Sorry......did you say you live in Lowell?
Pity.
 
Re: Vermont v. Lowell : at least one of us has a real animal as a mascot.

Last I checked UML hasn't won one either as there is only one that counts.

Right.....Hockey East Championship doesn't count for sheet. As if you and your Birkenstock wearing, dreadlock sporting, vitamin D deficient, brown toothed brethren wouldn't spray the inside of your Columbian hemp-cloth pants and cry tears of joy in your Heady Topper craft brew if the Cats actually raised a banner in the Garden.
 
Re: Vermont v. Lowell : at least one of us has a real animal as a mascot.

When you get on a roll like that, you're not thinking paragraphs!

Thank you Texas Kitty. Paragraphs are not required in rapid fire stand up comedy and anyone who can only think of a grammar comment in response to a sports hate masterpiece such as mine has the sense of humor of an autistic computer science major on mood stabilizer prescription meds.
 
Re: Vermont v. Lowell : at least one of us has a real animal as a mascot.

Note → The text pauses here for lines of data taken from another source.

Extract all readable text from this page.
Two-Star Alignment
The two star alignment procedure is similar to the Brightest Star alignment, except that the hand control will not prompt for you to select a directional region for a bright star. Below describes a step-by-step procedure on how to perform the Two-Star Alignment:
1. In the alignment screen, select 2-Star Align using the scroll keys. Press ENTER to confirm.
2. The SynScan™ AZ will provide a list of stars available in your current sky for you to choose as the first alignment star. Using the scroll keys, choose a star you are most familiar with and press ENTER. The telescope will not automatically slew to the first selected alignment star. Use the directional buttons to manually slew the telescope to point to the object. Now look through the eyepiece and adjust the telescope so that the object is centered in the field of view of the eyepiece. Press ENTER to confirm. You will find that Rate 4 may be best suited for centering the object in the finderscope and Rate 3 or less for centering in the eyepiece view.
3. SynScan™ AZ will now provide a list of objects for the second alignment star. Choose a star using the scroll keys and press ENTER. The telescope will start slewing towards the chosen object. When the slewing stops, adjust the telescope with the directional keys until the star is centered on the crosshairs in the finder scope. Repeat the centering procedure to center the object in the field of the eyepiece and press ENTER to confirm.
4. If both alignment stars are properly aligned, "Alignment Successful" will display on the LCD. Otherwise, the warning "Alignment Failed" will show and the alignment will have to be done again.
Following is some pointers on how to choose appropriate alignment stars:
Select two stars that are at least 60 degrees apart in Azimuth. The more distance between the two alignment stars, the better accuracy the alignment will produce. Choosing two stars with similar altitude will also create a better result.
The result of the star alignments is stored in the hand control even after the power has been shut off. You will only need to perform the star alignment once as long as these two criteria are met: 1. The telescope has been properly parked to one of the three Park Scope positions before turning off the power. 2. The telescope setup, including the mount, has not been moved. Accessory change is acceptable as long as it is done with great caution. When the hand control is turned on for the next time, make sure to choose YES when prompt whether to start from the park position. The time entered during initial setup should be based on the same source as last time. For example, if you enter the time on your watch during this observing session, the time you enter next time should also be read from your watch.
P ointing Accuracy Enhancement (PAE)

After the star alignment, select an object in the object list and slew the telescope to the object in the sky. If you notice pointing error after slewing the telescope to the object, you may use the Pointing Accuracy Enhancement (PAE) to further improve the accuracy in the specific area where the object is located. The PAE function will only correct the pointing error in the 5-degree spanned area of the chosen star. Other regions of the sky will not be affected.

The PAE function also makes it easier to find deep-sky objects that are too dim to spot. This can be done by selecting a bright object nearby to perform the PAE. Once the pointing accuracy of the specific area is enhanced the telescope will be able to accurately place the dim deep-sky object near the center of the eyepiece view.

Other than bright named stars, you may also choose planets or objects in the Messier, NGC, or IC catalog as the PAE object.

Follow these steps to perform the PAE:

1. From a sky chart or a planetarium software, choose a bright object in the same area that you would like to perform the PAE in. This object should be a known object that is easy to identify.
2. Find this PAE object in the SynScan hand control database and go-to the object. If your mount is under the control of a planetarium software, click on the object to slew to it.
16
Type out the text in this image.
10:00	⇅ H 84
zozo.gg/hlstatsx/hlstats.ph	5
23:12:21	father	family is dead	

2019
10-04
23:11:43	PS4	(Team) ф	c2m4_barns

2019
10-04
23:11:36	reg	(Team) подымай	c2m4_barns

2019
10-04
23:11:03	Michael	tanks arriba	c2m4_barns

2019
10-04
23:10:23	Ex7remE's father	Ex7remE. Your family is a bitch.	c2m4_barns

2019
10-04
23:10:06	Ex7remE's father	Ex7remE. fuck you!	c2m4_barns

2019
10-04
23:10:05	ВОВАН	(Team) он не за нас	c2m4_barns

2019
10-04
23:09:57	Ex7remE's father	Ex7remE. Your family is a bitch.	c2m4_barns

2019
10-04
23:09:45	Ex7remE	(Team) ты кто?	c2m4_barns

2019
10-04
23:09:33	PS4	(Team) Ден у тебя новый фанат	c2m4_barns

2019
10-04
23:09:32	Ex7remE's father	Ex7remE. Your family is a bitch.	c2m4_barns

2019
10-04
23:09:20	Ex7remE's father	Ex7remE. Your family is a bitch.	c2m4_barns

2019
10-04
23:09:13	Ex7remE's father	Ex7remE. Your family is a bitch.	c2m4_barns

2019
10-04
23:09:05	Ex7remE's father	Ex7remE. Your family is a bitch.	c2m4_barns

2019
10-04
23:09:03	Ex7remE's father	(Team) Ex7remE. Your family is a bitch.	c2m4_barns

Right.....Hockey East Championship doesn't count for sheet. As if you and your Birkenstock wearing, dreadlock sporting, vitamin D deficient, brown toothed brethren wouldn't spray the inside of your Columbian hemp-cloth pants and cry tears of joy in your Heady Topper craft brew if the Cats actually raised a banner in the Garden.
Ahem ... nothing wrong with Heady Topper. Just wanted to say that.

Now you can go back to your satiric posts. :)
 
Thank you Texas Kitty. Paragraphs are not required in rapid fire stand up comedy and anyone who can only think of a grammar comment in response to a sports hate masterpiece such as mine has the sense of humor of an autistic computer science major on mood stabilizer prescription meds.
Ummm.....if you check again, you'll see I wasn't the one who originally brought up the thing about paragraphs. But yes, I can tell you have a real flair for comedy.
 
Re: Vermont v. Lowell : at least one of us has a real animal as a mascot.

Last I checked UML hasn't won one either as there is only one that counts.

Since both schools started in D2, I guess those 3 National Championships at D2 don't count either.
 
Re: Vermont v. Lowell : at least one of us has a real animal as a mascot.

Thank you Texas Kitty. Paragraphs are not required in rapid fire stand up comedy and anyone who can only think of a grammar comment in response to a sports hate masterpiece such as mine has the sense of humor of an autistic computer science major on mood stabilizer prescription meds.


Stand up comedy? Sounds more like you were emptying your bowels. Amazing how someone could type so many words without actually saying anything.